Старение характеризуется зависящим от времени ухудшением нескольких клеточных процессов, что в конечном итоге повышает вероятность смерти организма. В популяции этот процесс является переменным, и на него может повлиять ряд генетических и экологических факторов. Одной из наиболее изученных и понятных переменных является роль диеты на протяжении всей жизни.
Диетическое ограничение является вмешательством, которое в конечном итоге задерживает наступление старения и связанных со старением изменений. Это увеличивает продолжительность жизни и продолжительность жизни организма, или продолжительность времени, когда организм имеет нормальную, здоровую жизнь. Наше нынешнее понимание привело к выявлению отдельного набора клеточных изменений, которые были называются признаками старения, таких как накопление мутаций, дисрегуляция теломер, потеря белка гомеостаза, проблемы с дыханием, и реактивных видов кислорода, среди других.
Теперь большая часть этого понимания происходит от исследований, которые используют много различных организмов модели. Там было много генетических экранов, которые определили гены, которые как сократить и продлить срок службы. К ним относятся исследования в начинающих дрожжах Saccharomyces cerevisiae, который находится в центре внимания этой методологии, а также исследования в более сложных многоклеточных организмах, таких как C.elegans и murine system.
Из них, хотя, подающий надежды дрожжей особенно подменяется для старения исследований из-за его короткой естественной продолжительности жизни и ряд генетических подходов, которые могут разгадать сложные генетические отношения, что делает его отличной системой для функционального вскрытия генетики старения. Дрожжи могут быть использованы для изучения нескольких различных аспектов старения. И мы сосредоточимся на хронологической продолжительности жизни, которая является продолжительностью, что клетка может выжить.
Цель этой работы состоит в том, чтобы представить простой генетический подход для выполнения чрезмерного выражения супрессора экрана. Мы будем использовать генетический фон, который приводит к аномально сокращенной хронологической продолжительности жизни. И мы будем использовать целенаправленный подход для выявления генов, которые могут спасти или подавить фенотип сокращенной продолжительности жизни, пытаясь определить гены, которые восстанавливают нормальную жизнь.
Первым генетическим фоном является аутофагия-дефицит дрожжей. Аутофагия, которая свободно переводится как самопоедание, является внутриклеточной системой деградации для доставки цитосольных продуктов, таких как белки и органеллы, в лизосому. Это помогает поддерживать клеточный гомеостаз, устраняя поврежденные белки, а также те, которые пережили свою жизнь.
Мы будем работать с мутантным штаммом, который имеет удаление гена ATG1. ATG1 коды для белка серина / трионина-белка киназы, которая необходима для формирования пузырьков и аутофагии в цитоплазмы до вакуола ориентации пути. Нулевой мутант ATG1 имеет фенотип аномально короткой хронологической продолжительности жизни.
В этой лаборатории старения, мы будем проектировать и тестировать генетические факторы, которые могут спасти, или подавить, аномально сокращенной продолжительности жизни характерные для ATG1 нулевой мутант. Тем не менее, это может быть расширено на другие недолговечные генетические фоны, а также. Первым шагом в этом процессе является выявление гена, который связан с продлением срока службы.
Мы сосредоточимся конкретно на генах, которые продлевают хронологическую продолжительность жизни, когда они чрезмерно выражены. Для этого мы собираемся использовать общедоступные данные, доступные из базы данных генома дрожжей. Мы подохвьем сюда.
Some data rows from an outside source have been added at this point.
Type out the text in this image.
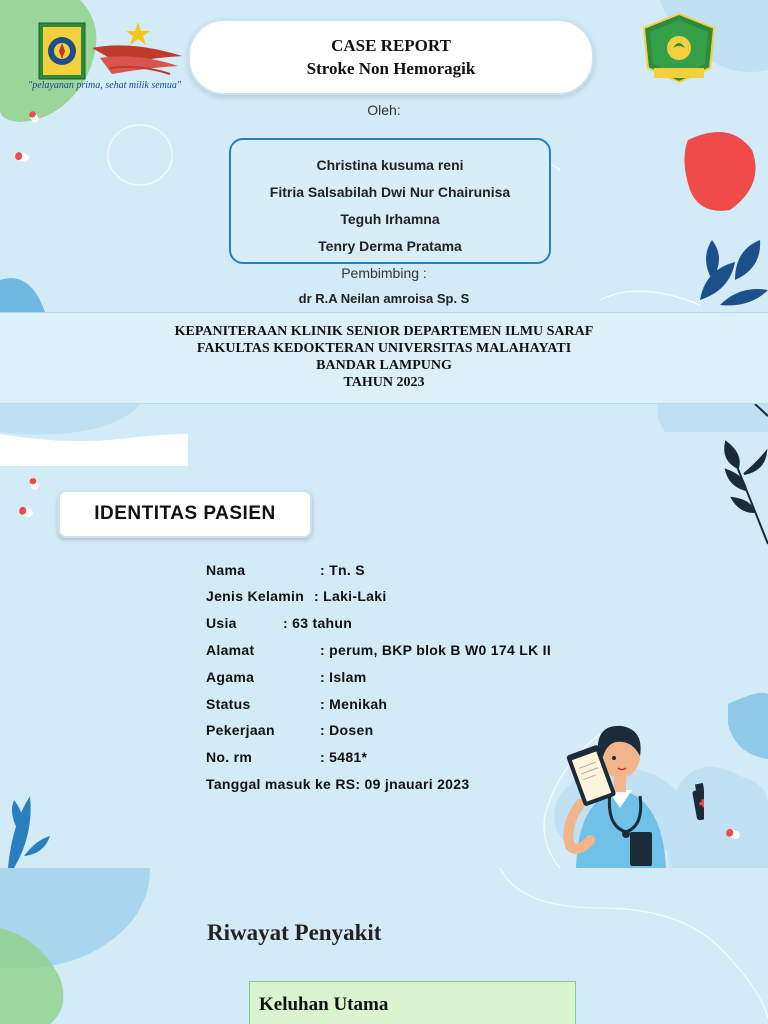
"pelayanan prima, sehat milik semua"
CASE REPORT
Stroke Non Hemoragik
Oleh:
Christina kusuma reni
Fitria Salsabilah Dwi Nur Chairunisa
Teguh Irhamna
Tenry Derma Pratama
Pembimbing :
dr R.A Neilan amroisa Sp. S
KEPANITERAAN KLINIK SENIOR DEPARTEMEN ILMU SARAF
FAKULTAS KEDOKTERAN UNIVERSITAS MALAHAYATI
BANDAR LAMPUNG
TAHUN 2023
IDENTITAS PASIEN
Nama	: Tn. S
Jenis Kelamin : Laki-Laki
Usia	: 63 tahun
Alamat	: perum, BKP blok B W0 174 LK II
Agama	: Islam
Status	: Menikah
Pekerjaan	: Dosen
No. rm	: 5481*
Tanggal masuk ke RS: 09 jnauari 2023
Riwayat Penyakit
Keluhan Utama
Поиск по фенотипу. И примерно на полпути вниз, мы увидим, что мы можем выбрать хронологический срок службы. Чтобы искать гены, которые увеличивают продолжительность жизни, вы можете видеть богатство данных, доступных, что имеет гены, связанные с этим конкретным фенотипом.
Сегодня мы будем изучать SIR2, диацетилазу литона, которая связана с продленной хронологической продолжительностью жизни, когда она чрезмерно выражена. Первое, что мы сделаем, это получить доступ к последовательности ДНК для области кодирования, а также нормативных регионов, которые фланг обе стороны этого гена. Мы возьмем 400 базовых пар вверх и вниз по течению, чтобы быть уверенными, что мы охватим все регионы регулирования.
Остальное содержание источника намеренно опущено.